Humboldt (35-19-3-1) finished sixth out of 12 teams before losing a best-of-7 series to Estevan in the second round of the playoffs.
“A couple weeks after the start of the season we got going and no longer had cameras in our face. We were just boys playing hockey, so it was a lot better,” Felgueiras said.
Said Humboldt coach/GM Scott Barney: “They came together so fast in training camp. I’ve never really seen a team that close as a group following training camp, and that was a big reason for our success playing for each other.”
A projected seventh-round pick, Felgueiras had 24 points (five goals, 19 assists) in 57 games. His production earned him time on the first penalty-killing unit and second power-play unit.
“We saw him at training camp and said, ‘This kid can play,’” Barney said. “He skates and plays the game well. You can see where the scouts see the potential. He can make that long, hard first pass and he handles the puck well. He has the potential to have his game grow on defense.”
Felgueiras also represented Humboldt in the SJHL/MJHL Showcase game in Regina, Saskatchewan from Jan. 14-15.
“Chase deserves to be recognized, you can see his upside,” Peter Sullivan of NHL Central Scouting said. “He just needs to mature a little more with his defensive game. But he’s got everything for a big defenseman with his size, skating and mobility. His acceleration is good, and he plays a type of game that isn’t overly rambunctious but really creates a lot of the offense.
“He’s more dangerous from the opposing blue line in and has very good anticipation on the offensive side of the puck.
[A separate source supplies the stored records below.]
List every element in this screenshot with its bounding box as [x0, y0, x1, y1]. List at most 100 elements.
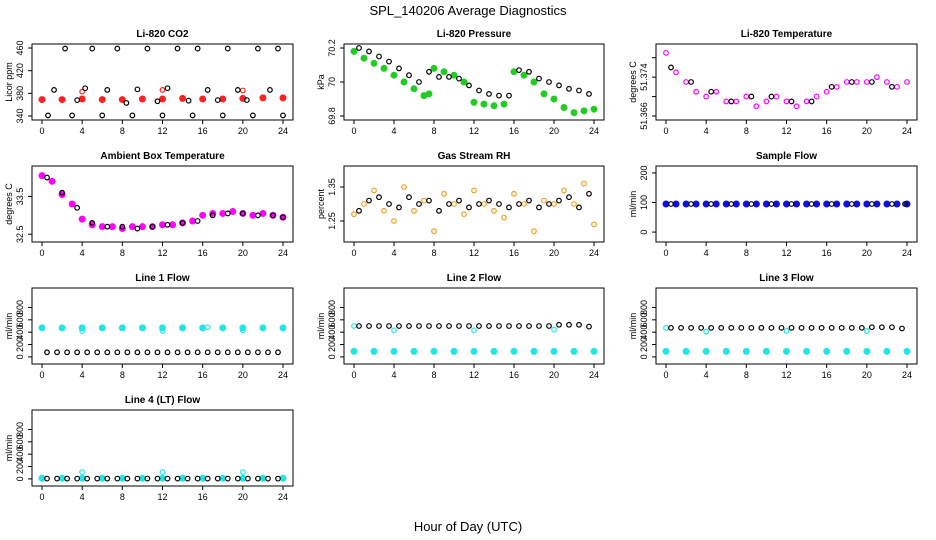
x-tick-label: 12: [781, 370, 791, 380]
y-tick-label: 0: [15, 354, 25, 359]
data-point: [481, 201, 487, 207]
data-point: [396, 65, 402, 72]
data-point: [79, 469, 86, 476]
y-axis-label: ml/min: [628, 313, 638, 340]
y-axis-label: ml/min: [4, 435, 14, 462]
data-point: [702, 347, 710, 355]
data-point: [702, 200, 710, 208]
figure-title: SPL_140206 Average Diagnostics: [369, 3, 567, 18]
data-point: [426, 197, 432, 204]
data-point: [738, 324, 745, 331]
data-point: [853, 79, 860, 85]
x-tick-label: 24: [278, 370, 288, 380]
x-tick-label: 16: [822, 370, 832, 380]
x-tick-label: 24: [589, 370, 599, 380]
data-point: [526, 197, 532, 204]
data-point: [194, 45, 201, 52]
data-point: [179, 324, 187, 332]
data-point: [500, 100, 508, 108]
data-point: [134, 225, 141, 232]
data-point: [526, 68, 532, 75]
panel-title: Li-820 Pressure: [437, 29, 512, 40]
data-point: [576, 321, 582, 328]
data-point: [406, 72, 412, 79]
data-point: [698, 324, 705, 331]
panel-title: Sample Flow: [756, 151, 817, 162]
data-point: [848, 324, 855, 331]
data-point: [833, 200, 841, 208]
data-point: [556, 197, 562, 204]
x-tick-label: 4: [80, 492, 85, 502]
data-point: [98, 96, 106, 104]
data-point: [561, 187, 567, 194]
data-point: [868, 324, 875, 331]
data-point: [249, 211, 257, 219]
data-point: [466, 323, 472, 329]
y-tick-label: 51.366: [639, 102, 649, 130]
y-tick-label: 800: [15, 300, 25, 315]
data-point: [416, 323, 422, 329]
data-point: [254, 475, 261, 482]
x-tick-label: 8: [120, 492, 125, 502]
panel-6: Sample Flow 0 4 8 12 16 20 24 0 100 200 ml/min: [628, 151, 918, 258]
data-point: [431, 228, 437, 235]
y-tick-label: 51.374: [639, 63, 649, 91]
data-point: [426, 323, 432, 329]
data-point: [436, 207, 442, 214]
data-point: [873, 74, 880, 81]
data-point: [249, 112, 256, 119]
data-point: [863, 328, 870, 334]
data-point: [668, 324, 674, 331]
panel-title: Gas Stream RH: [438, 151, 511, 162]
data-point: [275, 349, 281, 356]
data-point: [496, 323, 502, 329]
data-point: [808, 98, 815, 105]
data-point: [889, 324, 895, 331]
data-point: [682, 200, 690, 208]
y-tick-label: 32.5: [15, 225, 25, 243]
data-point: [400, 78, 408, 86]
data-point: [244, 475, 251, 482]
data-point: [546, 323, 552, 329]
data-point: [123, 100, 130, 106]
series-1: [38, 474, 287, 482]
data-point: [134, 349, 141, 356]
data-point: [491, 207, 497, 214]
data-point: [204, 475, 211, 482]
data-point: [570, 347, 578, 355]
data-point: [823, 200, 831, 208]
data-point: [370, 59, 378, 67]
x-tick-label: 24: [278, 126, 288, 136]
data-point: [540, 90, 548, 98]
data-point: [703, 93, 710, 100]
data-point: [461, 211, 467, 218]
series-2: [668, 201, 908, 207]
data-point: [104, 349, 111, 356]
data-point: [219, 324, 227, 332]
data-point: [883, 200, 891, 208]
x-tick-label: 4: [80, 370, 85, 380]
x-tick-label: 8: [120, 248, 125, 258]
data-point: [688, 79, 695, 85]
series-2: [79, 324, 246, 334]
y-tick-label: 0: [15, 476, 25, 481]
data-point: [138, 95, 146, 103]
data-point: [185, 97, 192, 104]
panel-title: Line 2 Flow: [447, 273, 502, 284]
series-1: [350, 347, 598, 355]
data-point: [446, 73, 452, 80]
data-point: [466, 204, 472, 211]
data-point: [460, 78, 468, 86]
y-tick-label: 600: [639, 312, 649, 327]
data-point: [703, 328, 710, 335]
data-point: [718, 324, 725, 331]
data-point: [903, 347, 911, 355]
data-point: [783, 328, 790, 334]
data-point: [38, 172, 46, 180]
x-tick-label: 16: [509, 126, 519, 136]
data-point: [386, 58, 392, 65]
x-tick-label: 12: [781, 248, 791, 258]
data-point: [99, 112, 106, 119]
data-point: [78, 474, 86, 482]
data-point: [858, 324, 865, 331]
I can certainly see him getting even better next year.”
Creating offense is something familiar to Felgueiras since he played several games at forward for Olds of the Alberta Junior Hockey League last season.
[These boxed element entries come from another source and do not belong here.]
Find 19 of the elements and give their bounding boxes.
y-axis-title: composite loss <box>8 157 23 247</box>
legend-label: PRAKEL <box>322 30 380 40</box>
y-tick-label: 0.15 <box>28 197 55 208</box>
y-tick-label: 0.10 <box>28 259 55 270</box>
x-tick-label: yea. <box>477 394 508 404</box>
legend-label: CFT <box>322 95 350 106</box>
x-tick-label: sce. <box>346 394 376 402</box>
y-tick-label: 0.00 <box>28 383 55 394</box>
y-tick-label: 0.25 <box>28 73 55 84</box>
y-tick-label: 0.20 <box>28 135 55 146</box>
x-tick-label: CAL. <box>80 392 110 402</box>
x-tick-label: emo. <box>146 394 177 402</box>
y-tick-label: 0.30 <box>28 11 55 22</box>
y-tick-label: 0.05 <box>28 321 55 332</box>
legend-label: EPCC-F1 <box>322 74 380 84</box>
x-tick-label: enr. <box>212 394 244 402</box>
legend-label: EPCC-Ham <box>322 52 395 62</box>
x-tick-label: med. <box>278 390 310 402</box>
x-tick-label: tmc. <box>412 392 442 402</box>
“I usually dressed as the seventh defenseman but then we got into some forward trouble so I was also playing forward a couple of games … wing, center and even moved to the top line,” he said. “It’s good to know the offensive side of the game more because I kind of know what defenders don’t like, so I just go out there and try to [tick] them off by doing the things to them I don’t like being done to me.
“I’m not that bad of a skater, so I can get up and down the ice pretty well.”
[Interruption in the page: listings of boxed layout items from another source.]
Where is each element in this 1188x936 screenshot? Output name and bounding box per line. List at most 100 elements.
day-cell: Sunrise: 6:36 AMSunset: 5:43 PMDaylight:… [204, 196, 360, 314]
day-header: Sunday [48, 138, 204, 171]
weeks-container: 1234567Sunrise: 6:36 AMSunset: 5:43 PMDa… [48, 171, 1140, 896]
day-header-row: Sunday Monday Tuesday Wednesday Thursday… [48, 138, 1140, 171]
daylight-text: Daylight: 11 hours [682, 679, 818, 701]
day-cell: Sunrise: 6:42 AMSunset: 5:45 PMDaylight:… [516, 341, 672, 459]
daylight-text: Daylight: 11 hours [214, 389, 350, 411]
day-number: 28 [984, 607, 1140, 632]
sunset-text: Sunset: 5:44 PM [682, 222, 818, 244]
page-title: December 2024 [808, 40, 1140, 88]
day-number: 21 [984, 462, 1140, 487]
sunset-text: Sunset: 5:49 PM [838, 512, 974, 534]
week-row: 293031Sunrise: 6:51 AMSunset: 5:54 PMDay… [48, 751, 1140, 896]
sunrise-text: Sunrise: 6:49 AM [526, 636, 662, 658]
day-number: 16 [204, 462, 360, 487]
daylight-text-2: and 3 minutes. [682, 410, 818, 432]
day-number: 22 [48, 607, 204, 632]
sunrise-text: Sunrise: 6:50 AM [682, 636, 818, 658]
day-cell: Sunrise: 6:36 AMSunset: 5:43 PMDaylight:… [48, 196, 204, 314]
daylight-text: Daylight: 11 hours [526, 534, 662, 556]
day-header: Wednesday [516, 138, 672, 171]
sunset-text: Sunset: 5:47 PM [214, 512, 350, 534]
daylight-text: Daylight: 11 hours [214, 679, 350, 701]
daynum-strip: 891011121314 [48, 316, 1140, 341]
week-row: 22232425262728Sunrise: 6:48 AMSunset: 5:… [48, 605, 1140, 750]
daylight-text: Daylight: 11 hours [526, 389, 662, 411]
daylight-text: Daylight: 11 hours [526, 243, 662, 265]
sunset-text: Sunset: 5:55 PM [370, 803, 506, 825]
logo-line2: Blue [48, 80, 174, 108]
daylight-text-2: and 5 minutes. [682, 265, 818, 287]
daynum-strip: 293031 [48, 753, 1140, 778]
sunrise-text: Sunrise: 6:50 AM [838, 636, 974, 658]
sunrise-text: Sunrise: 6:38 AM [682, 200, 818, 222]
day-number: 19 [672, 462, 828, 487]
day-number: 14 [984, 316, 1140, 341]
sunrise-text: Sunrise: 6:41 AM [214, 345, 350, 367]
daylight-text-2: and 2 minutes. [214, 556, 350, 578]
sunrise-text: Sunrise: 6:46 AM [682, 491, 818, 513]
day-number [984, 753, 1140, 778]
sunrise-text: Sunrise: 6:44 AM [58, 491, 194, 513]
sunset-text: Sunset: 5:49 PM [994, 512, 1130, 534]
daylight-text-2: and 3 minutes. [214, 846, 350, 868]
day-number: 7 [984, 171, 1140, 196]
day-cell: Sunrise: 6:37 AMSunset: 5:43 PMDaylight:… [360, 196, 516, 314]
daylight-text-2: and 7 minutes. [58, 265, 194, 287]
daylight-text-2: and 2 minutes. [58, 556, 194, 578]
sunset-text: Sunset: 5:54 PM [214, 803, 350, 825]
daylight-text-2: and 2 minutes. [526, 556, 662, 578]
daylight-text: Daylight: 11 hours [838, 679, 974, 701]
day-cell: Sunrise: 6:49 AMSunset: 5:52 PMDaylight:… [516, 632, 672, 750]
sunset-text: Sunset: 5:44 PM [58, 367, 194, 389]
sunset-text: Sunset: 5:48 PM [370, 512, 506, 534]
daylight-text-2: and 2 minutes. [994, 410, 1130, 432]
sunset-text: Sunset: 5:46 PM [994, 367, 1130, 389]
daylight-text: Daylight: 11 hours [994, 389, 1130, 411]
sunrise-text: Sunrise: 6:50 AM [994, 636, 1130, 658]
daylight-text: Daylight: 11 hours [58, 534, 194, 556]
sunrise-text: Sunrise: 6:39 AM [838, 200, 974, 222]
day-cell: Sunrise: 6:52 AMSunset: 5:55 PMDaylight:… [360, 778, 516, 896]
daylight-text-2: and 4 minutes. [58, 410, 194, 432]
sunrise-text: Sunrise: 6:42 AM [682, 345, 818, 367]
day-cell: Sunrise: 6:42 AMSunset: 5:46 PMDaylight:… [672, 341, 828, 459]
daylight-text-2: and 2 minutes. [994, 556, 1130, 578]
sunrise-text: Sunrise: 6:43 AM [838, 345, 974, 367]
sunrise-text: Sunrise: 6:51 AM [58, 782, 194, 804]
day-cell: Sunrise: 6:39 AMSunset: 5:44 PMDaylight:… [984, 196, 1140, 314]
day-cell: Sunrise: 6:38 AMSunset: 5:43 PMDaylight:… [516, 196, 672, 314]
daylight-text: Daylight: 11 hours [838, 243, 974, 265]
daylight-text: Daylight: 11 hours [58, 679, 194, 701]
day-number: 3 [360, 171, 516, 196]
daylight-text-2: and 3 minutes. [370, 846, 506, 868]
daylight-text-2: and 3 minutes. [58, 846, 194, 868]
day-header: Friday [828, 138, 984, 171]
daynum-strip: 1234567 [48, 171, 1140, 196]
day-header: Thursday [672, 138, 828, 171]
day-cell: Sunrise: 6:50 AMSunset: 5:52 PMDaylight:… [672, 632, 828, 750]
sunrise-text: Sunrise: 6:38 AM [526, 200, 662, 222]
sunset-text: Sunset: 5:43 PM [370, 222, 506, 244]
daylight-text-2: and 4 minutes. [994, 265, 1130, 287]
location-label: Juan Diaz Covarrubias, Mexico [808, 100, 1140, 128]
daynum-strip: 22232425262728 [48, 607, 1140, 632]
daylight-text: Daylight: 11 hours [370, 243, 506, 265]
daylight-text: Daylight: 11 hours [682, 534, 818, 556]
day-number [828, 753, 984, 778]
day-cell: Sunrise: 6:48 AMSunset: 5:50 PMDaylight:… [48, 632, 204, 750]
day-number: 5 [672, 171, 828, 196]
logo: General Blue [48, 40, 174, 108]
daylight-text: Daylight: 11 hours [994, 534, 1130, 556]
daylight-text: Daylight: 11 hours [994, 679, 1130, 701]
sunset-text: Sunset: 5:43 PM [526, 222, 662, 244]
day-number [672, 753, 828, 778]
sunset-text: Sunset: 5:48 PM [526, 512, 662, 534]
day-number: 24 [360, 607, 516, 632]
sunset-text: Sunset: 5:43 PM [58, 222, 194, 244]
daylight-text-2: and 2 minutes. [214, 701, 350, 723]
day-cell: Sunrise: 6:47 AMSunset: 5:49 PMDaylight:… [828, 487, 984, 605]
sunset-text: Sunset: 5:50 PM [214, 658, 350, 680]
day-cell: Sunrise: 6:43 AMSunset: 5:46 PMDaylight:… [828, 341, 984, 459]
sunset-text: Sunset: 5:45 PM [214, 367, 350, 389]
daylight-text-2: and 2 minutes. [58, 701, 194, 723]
Barney said Felgueiras played 25-30 minutes a night as a top-pair defenseman for Humboldt and likely will be a key part next season as one of seven returning players.
“If Chase gets drafted that would be so rewarding for him,” Barney said. “For the program it’s huge as far as recruitment. It’s good for the program since we’ll have as many as 17 new faces in the lineup next season. Chase might end up getting a (college) scholarship eventually. The more players you can push forward the better.”
Humboldt has produced six NHL players since being founded in 1970: Sheldon Brookbank, Curt Giles, Neil Hawryliw, Grant Jennings, Bill McDougall and Terry Ruskowski. Jennings won back-to-back Stanley Cup championships with the Pittsburgh Penguins in 1991 and 1992.
Felgueiras won’t attend the draft. He said he’ll probably watch from home if he isn’t working his part-time job pouring cement with a friend somewhere in northern Calgary.
“If all goes well I’ll be taken in the draft,” Felgueiras said. “Obviously the Humboldt name means a lot to the hockey community and I’m so proud to be part of the team.”